FactChecking Aamir Khan’s Dangal: Watch It For Drama And Not Facts



Dangal, Aamir Khan

Dangal

 

If a Bollywood film is made in the future about Kapil Dev, do not be surprised if his 175 not out in the 1983 World Cup is shown as being made in the final against West Indies (instead of being against Zimbabwe in a relatively inconsequential group game, like what really happened). Would you accept that in the name of dramatisation or would it make you apoplectic?

 

This was my biggest problem with Bhaag Milkha Bhaag, which was filled with factual falsehoods around sporting encounters, including the famous one spread by Milkha Singh himself that looking back during the race cost him an Olympic medal.
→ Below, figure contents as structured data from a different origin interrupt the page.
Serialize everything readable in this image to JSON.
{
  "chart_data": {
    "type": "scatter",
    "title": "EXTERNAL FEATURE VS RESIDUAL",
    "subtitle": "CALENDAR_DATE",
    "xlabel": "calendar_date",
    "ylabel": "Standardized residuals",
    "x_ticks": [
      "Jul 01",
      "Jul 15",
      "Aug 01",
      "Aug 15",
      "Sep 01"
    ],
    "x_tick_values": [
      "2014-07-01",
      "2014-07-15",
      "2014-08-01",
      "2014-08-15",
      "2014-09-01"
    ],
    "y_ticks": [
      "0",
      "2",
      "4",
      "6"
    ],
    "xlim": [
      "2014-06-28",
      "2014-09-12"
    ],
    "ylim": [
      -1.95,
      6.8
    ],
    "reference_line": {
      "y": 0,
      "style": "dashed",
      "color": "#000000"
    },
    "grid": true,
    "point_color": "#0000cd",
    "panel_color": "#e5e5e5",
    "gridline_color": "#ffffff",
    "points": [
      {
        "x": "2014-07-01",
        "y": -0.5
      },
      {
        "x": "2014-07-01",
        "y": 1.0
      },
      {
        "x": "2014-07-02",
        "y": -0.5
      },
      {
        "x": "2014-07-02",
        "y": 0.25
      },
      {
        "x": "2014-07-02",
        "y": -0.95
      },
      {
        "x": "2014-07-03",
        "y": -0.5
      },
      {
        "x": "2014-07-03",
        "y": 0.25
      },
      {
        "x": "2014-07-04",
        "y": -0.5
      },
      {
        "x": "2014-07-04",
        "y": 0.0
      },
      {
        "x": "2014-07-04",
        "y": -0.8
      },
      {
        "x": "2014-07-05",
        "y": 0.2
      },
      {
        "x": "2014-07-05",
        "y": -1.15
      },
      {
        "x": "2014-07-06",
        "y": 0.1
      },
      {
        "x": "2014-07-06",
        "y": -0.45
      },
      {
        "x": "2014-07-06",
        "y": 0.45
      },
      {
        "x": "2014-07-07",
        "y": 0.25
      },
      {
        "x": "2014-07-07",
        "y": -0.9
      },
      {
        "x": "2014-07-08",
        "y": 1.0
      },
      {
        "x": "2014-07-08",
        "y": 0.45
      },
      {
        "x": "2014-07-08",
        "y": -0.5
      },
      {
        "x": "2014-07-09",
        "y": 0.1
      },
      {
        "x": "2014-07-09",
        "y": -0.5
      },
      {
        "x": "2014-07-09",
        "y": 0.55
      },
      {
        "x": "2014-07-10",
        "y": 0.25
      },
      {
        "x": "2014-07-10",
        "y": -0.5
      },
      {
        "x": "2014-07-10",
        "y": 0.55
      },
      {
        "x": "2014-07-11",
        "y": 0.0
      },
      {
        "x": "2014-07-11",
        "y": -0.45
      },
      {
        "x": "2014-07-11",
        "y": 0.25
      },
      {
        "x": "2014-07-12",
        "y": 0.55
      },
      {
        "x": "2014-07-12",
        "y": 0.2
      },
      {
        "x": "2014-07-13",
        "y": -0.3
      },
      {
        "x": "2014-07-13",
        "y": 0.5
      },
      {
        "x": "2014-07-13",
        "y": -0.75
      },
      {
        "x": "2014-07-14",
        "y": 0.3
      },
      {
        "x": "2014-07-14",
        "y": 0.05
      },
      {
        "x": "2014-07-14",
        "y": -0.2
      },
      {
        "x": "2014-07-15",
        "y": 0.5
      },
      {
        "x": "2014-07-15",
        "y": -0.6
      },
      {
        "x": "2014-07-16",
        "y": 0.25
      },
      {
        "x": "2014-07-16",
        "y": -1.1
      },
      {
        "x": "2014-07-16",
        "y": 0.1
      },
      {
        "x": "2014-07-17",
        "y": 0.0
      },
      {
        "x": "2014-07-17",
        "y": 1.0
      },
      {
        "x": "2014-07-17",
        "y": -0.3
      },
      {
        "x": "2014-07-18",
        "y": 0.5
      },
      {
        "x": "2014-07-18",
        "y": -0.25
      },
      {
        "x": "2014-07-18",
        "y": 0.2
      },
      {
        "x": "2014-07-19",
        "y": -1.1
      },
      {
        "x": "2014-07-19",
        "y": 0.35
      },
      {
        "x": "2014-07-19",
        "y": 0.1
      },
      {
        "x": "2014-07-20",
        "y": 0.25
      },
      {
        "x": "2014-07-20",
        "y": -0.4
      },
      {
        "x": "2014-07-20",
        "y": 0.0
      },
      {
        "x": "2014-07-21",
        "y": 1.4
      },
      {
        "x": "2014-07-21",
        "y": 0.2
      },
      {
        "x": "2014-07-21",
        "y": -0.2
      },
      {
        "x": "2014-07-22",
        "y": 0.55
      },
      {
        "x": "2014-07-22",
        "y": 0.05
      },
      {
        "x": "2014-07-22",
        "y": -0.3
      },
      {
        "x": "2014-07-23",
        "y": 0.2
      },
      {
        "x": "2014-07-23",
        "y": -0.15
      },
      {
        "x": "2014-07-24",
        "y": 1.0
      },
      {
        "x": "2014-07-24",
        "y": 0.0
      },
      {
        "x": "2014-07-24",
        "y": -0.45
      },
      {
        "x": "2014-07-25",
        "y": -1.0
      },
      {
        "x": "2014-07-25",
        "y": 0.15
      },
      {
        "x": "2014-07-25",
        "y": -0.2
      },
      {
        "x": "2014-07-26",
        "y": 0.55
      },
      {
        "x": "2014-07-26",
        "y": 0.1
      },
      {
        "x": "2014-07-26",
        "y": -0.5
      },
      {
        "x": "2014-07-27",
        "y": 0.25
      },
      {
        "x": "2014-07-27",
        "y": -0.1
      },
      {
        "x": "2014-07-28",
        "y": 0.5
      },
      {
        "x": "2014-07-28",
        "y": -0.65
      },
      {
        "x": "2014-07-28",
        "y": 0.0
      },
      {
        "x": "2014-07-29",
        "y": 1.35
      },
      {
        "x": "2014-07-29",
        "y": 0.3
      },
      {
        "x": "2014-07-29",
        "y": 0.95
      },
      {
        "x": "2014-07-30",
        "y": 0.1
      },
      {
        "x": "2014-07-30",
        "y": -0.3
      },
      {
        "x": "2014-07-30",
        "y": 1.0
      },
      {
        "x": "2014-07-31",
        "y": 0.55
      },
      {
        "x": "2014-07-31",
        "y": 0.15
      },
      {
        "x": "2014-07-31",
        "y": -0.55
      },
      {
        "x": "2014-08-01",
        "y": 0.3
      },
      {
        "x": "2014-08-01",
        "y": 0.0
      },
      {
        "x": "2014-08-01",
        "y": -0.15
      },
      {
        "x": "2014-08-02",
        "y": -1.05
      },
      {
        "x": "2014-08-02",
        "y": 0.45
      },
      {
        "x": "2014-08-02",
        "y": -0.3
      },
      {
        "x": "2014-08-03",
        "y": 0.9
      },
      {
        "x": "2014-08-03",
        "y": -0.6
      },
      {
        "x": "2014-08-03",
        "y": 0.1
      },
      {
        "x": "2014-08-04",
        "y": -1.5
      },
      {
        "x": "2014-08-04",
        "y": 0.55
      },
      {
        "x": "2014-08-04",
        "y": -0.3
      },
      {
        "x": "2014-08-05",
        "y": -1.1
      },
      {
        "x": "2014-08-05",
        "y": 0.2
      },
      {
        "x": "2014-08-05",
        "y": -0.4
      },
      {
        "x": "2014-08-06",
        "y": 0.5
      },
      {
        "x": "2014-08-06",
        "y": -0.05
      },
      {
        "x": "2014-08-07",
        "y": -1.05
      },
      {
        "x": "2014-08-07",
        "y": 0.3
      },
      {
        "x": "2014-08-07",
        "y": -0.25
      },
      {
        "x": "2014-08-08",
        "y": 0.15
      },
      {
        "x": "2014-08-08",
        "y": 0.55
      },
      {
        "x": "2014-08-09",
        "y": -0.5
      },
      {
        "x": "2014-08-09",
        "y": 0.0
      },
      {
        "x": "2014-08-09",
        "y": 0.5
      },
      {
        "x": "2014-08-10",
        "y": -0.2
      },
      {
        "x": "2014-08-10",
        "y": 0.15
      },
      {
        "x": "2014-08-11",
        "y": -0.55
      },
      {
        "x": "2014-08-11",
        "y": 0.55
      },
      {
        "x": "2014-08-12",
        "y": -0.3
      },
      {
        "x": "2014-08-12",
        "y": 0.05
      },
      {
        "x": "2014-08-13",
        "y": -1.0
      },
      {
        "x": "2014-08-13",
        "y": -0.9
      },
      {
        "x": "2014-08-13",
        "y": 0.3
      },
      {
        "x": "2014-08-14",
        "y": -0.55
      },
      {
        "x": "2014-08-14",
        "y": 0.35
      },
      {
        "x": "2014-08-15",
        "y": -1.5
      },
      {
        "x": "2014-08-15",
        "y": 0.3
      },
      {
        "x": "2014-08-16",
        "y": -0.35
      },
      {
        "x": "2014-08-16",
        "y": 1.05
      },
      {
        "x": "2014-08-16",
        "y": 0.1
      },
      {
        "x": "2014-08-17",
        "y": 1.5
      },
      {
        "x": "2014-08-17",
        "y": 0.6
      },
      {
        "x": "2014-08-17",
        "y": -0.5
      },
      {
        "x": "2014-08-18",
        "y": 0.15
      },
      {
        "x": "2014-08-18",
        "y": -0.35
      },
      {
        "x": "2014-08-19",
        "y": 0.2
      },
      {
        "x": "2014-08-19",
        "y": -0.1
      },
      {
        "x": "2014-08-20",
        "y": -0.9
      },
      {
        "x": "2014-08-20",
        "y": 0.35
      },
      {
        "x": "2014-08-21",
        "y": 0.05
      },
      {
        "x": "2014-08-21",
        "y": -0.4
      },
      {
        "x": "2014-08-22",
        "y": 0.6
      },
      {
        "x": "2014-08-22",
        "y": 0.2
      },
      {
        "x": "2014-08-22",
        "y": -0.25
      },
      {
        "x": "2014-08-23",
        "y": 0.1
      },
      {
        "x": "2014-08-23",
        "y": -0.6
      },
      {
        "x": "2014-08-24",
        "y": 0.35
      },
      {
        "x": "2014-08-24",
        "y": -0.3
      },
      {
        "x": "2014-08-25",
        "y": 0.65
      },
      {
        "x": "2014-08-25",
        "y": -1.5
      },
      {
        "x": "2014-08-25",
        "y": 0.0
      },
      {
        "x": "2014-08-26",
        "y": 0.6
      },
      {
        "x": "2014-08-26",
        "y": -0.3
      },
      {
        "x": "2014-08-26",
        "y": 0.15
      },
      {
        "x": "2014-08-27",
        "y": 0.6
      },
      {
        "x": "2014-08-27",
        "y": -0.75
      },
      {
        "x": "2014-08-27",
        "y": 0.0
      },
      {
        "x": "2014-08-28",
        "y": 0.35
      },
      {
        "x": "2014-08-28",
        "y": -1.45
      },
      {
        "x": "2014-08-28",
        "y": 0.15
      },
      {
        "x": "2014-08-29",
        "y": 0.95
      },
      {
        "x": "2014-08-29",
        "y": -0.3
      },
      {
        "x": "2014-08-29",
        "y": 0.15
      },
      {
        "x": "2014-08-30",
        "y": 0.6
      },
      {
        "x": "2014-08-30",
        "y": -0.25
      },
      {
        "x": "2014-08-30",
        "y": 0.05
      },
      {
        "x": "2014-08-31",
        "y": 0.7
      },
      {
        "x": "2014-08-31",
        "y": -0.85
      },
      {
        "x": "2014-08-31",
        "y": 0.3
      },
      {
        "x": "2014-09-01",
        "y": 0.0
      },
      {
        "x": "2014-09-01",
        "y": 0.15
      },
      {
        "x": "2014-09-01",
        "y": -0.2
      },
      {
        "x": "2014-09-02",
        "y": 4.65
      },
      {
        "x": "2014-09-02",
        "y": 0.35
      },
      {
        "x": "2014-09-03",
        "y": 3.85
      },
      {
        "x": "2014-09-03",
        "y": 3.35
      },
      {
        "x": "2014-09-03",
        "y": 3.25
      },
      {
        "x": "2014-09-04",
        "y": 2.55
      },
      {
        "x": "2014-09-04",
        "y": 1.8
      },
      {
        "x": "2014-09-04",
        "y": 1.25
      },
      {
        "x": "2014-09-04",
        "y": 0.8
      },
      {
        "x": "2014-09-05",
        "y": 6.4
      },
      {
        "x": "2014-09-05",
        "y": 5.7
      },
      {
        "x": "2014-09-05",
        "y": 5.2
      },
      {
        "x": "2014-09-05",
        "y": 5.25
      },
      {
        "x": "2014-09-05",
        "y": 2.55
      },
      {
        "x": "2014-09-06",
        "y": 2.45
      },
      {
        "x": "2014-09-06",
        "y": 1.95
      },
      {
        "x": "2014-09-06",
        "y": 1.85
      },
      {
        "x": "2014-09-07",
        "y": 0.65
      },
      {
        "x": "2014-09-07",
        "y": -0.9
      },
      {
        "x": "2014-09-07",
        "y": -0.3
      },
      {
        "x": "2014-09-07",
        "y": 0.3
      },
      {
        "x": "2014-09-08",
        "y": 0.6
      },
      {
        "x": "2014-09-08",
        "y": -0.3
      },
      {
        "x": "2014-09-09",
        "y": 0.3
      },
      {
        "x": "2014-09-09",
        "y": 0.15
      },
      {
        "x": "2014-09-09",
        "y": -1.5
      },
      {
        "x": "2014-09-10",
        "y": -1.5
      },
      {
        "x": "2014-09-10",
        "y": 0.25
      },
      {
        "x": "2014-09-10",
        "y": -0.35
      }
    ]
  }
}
It is even more saddening therefore that Dangal, a far superior film to that one, has to resort to similar falsehoods, as if the true story is not good enough.

 

The argument that a “1-0, 7-0” triumph to win Gold at the Commonwealth Games is not quite as dramatic as a “5-1, 4-6, 6-5” win (a blatant lie in the film) and therefore required – is a lazy one.

 

 

As indeed is the need to establish that Geeta Phogat had not won any international medal before the one shown in the film (a lie, as she won Gold at the Commonwealth wrestling Championships, less than a year before this one).

 

Moreover, the Bollywood touch of having a crooked and insecure coach as an adversary and the vilification of the NSA in this context, is fundamentally objectionable as no such coach existed in Phogat’s real-life story. Nor did Mahavir Phogat ever shout instructions from the stand, hell, there was apparently never even any disagreement with Geeta’s real-life coach (who is understandably very upset about the portrayal, as per several media reports).

 

And that last bit of locking Mahavir Phogat up in a storeroom to prevent him from being in the stands is in extreme bad taste. One, Phogat did watch his daughter win that Gold from the stands. Two, that vilification of an implied character and an institution is beyond the realm of belief (given what the repercussions of such an act would have been in real life) – and it really is a writer’s cheap trick; its point was entirely predictable.

 

It is just very disappointing to see Aamir Khan not being able to transcend this Bollywood fakery, given the many, many things which are impressive about the film, especially in the mainstream format. It is as if mainstream India doesn’t care for the facts – not in films, or politics (as evidenced in 2014), or indeed, life.

 

The LOL irony here is this – several bio-pics have stalled in Bollywood in the past (for example, those on Kishore Kumar and Guru Dutt) because of objections from certain quarters about the real truth being told as it shows some in a less-than-glorious light. But here, despite having genuinely inspiring stories to tell, the high points are dressed up and exaggerated with ludicrous and utterly unnecessary lies. It is embarrassing to see this lack of imagination being justified in the name of “adding drama”.

 

Please do not bring up Hollywood (and films like “Argo” and “Sully”) – despite the license they take in the name of storytelling, they do not ever resort to this kind of fakery (a lot of the time they can’t, because of legal reasons).

 

This second-guessing glorification shames Bollywood.